Maka, meskipun di atas kertas cenderung dipersoalkan, dalam praktiknya, kekerabatan politik sudah menggejala kuat. Identifikasi yang dilakukan Kementerian Dalam Negeri mencatat, ada sekitar 57 kepala daerah yang kini sedang membangun dinasti politiknya. Di Provinsi Banten, misalnya, data kementerian menyebutkan, ada empat kepala daerah dan wakil kepala daerah yang memiliki hubungan keluarga dengan Gubernur Banten Ratu Atut Chosiyah.

Politik kekerabatan dalam pola lain juga muncul, misalnya dalam pola regenerasi kepemimpinan daerah. Seperti yang terjadi dalam Pilkada Bangkalan, Jawa Timur, mantan Bupati Fuad Amin Imron digantikan putranya sendiri, Makmun Ibnu Fuad, yang saat ini tercatat sebagai bupati termuda se-Indonesia (usia 26 tahun). Pola lain adalah kekerabatan politik yang berbeda kamar, yakni antara kamar eksekutif dan legislatif. Wali Kota Pasuruan, Jawa Timur, misalnya, dikontrol oleh DPRD yang dipimpin anak kandungnya.

Berbagai pola kekerabatan politik ini jelas memengaruhi proses sirkulasi politik di tingkatan elite. Secara umum, akan sulit bagi ”pendatang baru” untuk menembus jejaring kekuasaan politik yang berkelindan dengan ikatan kekerabatan darah. Terlebih dalam praktiknya, sebagian besar petahana menggunakan kekuatan struktur birokrasi daerah untuk memenangkan kerabatnya dalam pertarungan pilkada.

Pembatasan

Idealnya, kekuasaan harus ada pembatasan. Publik pun setuju dengan apa yang saat ini diwacanakan pemerintah dalam Rancangan Undang-Undang (RUU) Pemerintahan Daerah. Dalam draf RUU itu disebutkan, kerabat kepala daerah dilarang maju dalam pilkada sebelum ada jeda satu periode jabatan (lima tahun) sejak kerabatnya yang menjadi kepala daerah lengser.

Sebanyak 65,1 persen responden jajak pendapat ini setuju dengan usulan pembatasan tersebut. Bahkan sebagian besar sepakat jika pembatasan juga diperluas dalam satu wilayah provinsi. Artinya, selain dilarang maju dalam pilkada di daerah yang dipimpin kerabatnya yang akan lengser, kerabat kepala daerah sekaligus dilarang maju dalam pilkada daerah lain di satu provinsi yang sama.

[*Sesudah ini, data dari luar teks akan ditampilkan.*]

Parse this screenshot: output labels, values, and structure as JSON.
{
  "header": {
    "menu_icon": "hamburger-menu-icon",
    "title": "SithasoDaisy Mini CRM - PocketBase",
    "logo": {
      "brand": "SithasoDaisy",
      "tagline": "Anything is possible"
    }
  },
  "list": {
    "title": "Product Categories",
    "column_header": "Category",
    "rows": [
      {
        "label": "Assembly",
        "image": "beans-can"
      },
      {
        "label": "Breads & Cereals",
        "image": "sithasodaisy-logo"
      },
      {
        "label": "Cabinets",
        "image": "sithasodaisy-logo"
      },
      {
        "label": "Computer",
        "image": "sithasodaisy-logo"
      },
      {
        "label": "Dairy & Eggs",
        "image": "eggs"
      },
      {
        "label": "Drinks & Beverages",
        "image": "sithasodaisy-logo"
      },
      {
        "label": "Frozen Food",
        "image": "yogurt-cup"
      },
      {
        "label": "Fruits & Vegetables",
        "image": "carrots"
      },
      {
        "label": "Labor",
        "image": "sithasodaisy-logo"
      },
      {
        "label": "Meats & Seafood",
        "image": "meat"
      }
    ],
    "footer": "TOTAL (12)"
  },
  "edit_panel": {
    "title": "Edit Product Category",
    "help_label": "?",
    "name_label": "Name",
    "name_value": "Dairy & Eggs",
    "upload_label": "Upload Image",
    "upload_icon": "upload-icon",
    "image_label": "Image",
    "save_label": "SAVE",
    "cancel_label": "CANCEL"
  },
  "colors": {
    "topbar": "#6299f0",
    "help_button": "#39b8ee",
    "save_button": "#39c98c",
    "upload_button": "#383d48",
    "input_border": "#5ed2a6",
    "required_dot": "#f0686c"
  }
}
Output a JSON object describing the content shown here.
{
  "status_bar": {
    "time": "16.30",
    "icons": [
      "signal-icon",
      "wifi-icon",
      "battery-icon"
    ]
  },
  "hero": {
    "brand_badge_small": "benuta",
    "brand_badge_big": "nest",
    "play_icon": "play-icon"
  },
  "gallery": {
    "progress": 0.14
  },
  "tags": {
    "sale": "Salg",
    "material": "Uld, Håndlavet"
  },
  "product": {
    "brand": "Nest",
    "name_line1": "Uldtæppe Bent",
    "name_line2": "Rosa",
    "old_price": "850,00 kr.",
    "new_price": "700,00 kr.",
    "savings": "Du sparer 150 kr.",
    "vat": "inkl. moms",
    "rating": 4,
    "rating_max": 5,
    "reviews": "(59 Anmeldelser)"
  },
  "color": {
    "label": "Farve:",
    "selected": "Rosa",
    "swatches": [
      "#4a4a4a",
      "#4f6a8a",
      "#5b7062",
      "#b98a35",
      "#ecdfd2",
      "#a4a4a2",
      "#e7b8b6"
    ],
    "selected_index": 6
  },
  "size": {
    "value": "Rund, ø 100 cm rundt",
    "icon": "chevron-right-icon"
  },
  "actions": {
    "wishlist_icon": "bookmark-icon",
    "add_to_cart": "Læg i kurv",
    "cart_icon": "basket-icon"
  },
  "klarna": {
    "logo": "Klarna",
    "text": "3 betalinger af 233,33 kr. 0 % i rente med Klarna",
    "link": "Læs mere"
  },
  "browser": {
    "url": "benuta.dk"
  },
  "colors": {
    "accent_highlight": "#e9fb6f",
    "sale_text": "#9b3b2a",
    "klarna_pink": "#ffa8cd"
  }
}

Dukungan publik terhadap pembatasan praktik kekerabatan politik ini tidak lepas dari keprihatinan pada kerapnya kasus korupsi yang banyak melibatkan elite politik, termasuk kepala daerah. Di mata publik, kekerabatan politik membuka peluang praktik korupsi, kolusi, dan nepotisme. Alasan inilah yang mendasari 62,3 persen responden mendukung pembatasan kerabat kepala daerah maju dalam pilkada. Selain korupsi, seperempat bagian responden juga melihat perlunya sirkulasi kekuasaan yang memberi kesempatan terbuka kepada tokoh atau kekuatan lain untuk memegang jabatan politik.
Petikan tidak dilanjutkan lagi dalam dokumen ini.